Summary — S.2051 (Reprint SBA 6/26/25)

Title: Requires law enforcement officers to conduct risk assessments of and provide assistance to victims of domestic violence

Main purpose

To require New Jersey law enforcement officers to use an objective, evidence‑based domestic violence risk assessment when they have reasonable cause to believe a person is a victim of domestic violence, and to ensure victims deemed at elevated risk are notified and offered immediate services. The bill also strengthens related training for law enforcement and court personnel.

Key provisions

  • Risk assessment requirement

    • A law enforcement officer must conduct a domestic violence risk assessment (with the alleged victim’s consent) whenever the officer has reasonable cause to believe the person is a domestic violence victim.
    • The Ontario Domestic Assault Risk Assessment (ODARA) is specified as the currently approved instrument; the Attorney General may approve alternative validated instruments in the future.
    • An approved instrument must generate a score or rating indicating whether there is an elevated risk of serious bodily injury or death from future domestic violence and must capture incident details (dates, descriptions, injuries, firearm/weapon use), including use of a calendar to identify dates of recent acts.
  • Response when risk is elevated

    • If an assessment indicates elevated risk, the officer must notify the victim of that finding.
    • With the victim’s consent, the officer must facilitate immediate assistance (e.g., domestic crisis team or other victim services).
    • Committee amendments further require, consistent with AG rules and Rules of Court, charging the defendant by complaint‑warrant where appropriate.
  • Immediate need determination

    • Regardless of the assessment score, officers must determine if the victim is in immediate need of services and facilitate provision of those services.
  • Training and implementation

    • The Director of the Division of Criminal Justice (DCJ) must evaluate and update training related to ODARA and domestic violence.
    • If an alternative instrument is approved, DCJ must develop and approve a training course and curriculum for it within 60 days of approval.
    • The Attorney General must incorporate instruction on conducting the assessment and on notifying/facilitating services into law enforcement domestic violence training.
    • The Administrative Director of the Courts must include training on the approved risk assessment for judges and court personnel (training reviewed/updated periodically).

Who is affected

  • Victims of domestic violence (more systematic risk screening and access facilitation)
  • State, county, and municipal law enforcement (new duties and training)
  • Division of Criminal Justice and Department of Law & Public Safety (training oversight; tool evaluation)
  • Administrative Office of the Courts, judges, and court personnel (additional training needs)
  • Domestic violence service providers and domestic crisis teams (likely increased referrals)
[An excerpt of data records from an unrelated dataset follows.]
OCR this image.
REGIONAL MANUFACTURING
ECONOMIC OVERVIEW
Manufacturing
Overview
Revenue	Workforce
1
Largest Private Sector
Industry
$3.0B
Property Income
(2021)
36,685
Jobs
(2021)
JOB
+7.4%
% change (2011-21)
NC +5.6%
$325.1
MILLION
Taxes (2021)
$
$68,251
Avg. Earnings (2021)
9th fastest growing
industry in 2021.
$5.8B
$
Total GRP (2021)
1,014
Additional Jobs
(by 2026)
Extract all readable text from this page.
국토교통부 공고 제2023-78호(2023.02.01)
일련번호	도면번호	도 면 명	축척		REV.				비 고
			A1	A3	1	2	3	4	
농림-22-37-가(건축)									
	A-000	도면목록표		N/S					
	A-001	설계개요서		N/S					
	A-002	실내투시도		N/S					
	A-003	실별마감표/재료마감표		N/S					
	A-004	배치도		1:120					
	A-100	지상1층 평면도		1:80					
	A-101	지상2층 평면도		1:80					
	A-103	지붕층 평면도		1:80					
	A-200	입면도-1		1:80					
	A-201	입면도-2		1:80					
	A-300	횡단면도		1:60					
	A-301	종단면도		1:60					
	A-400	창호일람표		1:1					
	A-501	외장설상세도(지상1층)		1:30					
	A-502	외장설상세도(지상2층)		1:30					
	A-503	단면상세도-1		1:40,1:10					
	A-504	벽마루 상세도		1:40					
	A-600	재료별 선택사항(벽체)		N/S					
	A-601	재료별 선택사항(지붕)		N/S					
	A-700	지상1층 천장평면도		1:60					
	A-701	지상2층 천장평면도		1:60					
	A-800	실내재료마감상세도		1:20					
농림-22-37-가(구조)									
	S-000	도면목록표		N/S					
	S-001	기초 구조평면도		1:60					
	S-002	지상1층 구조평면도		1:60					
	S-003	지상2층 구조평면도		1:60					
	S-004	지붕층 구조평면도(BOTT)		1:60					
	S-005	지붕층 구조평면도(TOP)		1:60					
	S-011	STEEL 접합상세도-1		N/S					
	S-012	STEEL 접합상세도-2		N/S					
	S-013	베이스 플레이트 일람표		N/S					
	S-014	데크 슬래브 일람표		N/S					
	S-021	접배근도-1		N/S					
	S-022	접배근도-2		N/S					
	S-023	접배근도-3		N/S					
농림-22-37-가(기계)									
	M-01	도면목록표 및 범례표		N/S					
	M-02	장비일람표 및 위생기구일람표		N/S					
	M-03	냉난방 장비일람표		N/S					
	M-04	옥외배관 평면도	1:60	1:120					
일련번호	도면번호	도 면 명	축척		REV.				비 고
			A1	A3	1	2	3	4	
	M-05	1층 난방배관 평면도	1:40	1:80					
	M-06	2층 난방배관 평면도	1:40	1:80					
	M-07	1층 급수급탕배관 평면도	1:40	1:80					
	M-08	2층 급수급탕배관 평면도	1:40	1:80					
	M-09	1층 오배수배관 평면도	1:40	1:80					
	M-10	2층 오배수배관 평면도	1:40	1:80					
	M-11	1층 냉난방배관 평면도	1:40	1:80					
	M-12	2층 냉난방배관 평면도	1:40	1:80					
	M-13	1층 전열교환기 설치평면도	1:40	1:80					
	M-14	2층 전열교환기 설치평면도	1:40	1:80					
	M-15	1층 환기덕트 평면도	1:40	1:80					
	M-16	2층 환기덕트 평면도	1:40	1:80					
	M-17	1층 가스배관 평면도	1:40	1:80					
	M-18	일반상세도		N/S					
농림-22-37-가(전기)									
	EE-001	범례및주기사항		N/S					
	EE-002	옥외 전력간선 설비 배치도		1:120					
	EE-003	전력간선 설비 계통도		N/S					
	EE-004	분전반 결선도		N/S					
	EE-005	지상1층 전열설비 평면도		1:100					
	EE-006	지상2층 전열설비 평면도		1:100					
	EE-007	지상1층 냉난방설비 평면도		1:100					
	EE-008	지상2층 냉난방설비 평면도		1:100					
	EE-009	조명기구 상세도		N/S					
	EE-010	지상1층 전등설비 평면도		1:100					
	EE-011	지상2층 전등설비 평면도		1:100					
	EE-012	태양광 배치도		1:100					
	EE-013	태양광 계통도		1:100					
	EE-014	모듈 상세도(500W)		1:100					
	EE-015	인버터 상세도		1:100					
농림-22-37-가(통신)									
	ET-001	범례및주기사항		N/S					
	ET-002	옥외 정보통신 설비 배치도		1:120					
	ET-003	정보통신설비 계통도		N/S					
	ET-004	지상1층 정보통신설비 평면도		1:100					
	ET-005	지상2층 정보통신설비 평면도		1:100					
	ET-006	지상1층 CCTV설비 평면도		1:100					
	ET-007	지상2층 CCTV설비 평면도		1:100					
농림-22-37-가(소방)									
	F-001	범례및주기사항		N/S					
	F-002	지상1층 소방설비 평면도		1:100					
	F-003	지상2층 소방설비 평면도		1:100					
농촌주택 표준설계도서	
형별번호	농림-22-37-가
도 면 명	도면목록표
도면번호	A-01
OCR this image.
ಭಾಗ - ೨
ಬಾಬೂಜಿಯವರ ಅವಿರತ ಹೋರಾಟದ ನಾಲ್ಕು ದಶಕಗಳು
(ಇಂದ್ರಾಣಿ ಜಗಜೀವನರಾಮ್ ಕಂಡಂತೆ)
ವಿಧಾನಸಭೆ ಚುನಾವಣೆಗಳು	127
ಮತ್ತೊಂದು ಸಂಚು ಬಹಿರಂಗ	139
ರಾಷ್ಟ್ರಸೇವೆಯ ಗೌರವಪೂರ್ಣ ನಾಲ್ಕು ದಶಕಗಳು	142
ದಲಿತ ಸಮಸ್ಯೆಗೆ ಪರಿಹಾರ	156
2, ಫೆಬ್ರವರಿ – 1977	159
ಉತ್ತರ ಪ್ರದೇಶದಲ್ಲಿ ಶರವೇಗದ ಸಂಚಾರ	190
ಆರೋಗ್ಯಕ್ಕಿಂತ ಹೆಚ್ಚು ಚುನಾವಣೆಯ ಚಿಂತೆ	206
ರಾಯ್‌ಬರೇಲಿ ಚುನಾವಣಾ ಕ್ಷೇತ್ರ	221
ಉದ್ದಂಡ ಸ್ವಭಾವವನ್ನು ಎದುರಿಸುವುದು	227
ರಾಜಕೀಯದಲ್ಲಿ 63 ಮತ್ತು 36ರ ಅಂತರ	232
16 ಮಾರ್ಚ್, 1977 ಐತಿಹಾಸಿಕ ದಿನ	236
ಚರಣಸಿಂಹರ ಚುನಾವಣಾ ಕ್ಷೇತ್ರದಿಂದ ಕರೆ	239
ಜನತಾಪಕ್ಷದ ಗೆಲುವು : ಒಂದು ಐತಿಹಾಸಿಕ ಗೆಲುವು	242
Fiscal and operational impact

  • Office of Legislative Services estimates indeterminate annual State and local expenditure increases.
    • Costs may include developing/updating training, periodic evaluation of assessment tools, and ongoing officer training if tools change.
    • Facilitating immediate services and conducting assessments may lengthen officer response times, producing additional labor/administrative costs for law enforcement agencies.
    • OLS referenced domestic violence filing counts (FY2023–FY2024 ~52–54k filings) to note potential scale, but precise costs are indeterminate.

Legislative status & timeline highlights

  • Introduced (NJ): Jan 9, 2024; reported favorably out of Senate committees (Judiciary; Budget & Appropriations with amendments).
  • Passed Senate: 39–0 (June 30, 2025).
  • Referred to Assembly committees (Appropriations / Economic Development references in procedural history); hearings scheduled (e.g., Sept. 9, 2025 per docket).
  • Committee amendments: clarified procedures, designated ODARA as current instrument, allowed future alternatives, required training updates and 60‑day development for new tools, removed Board references, and changed terminology from “danger assessment” to “risk assessment.”

Notes: The bill amends/supplements existing domestic violence statutory training framework (P.L.1991, c.261) to integrate standardized risk assessments and related victim‑service facilitation.

Compiled from official sources — confirm details with the bill’s official record.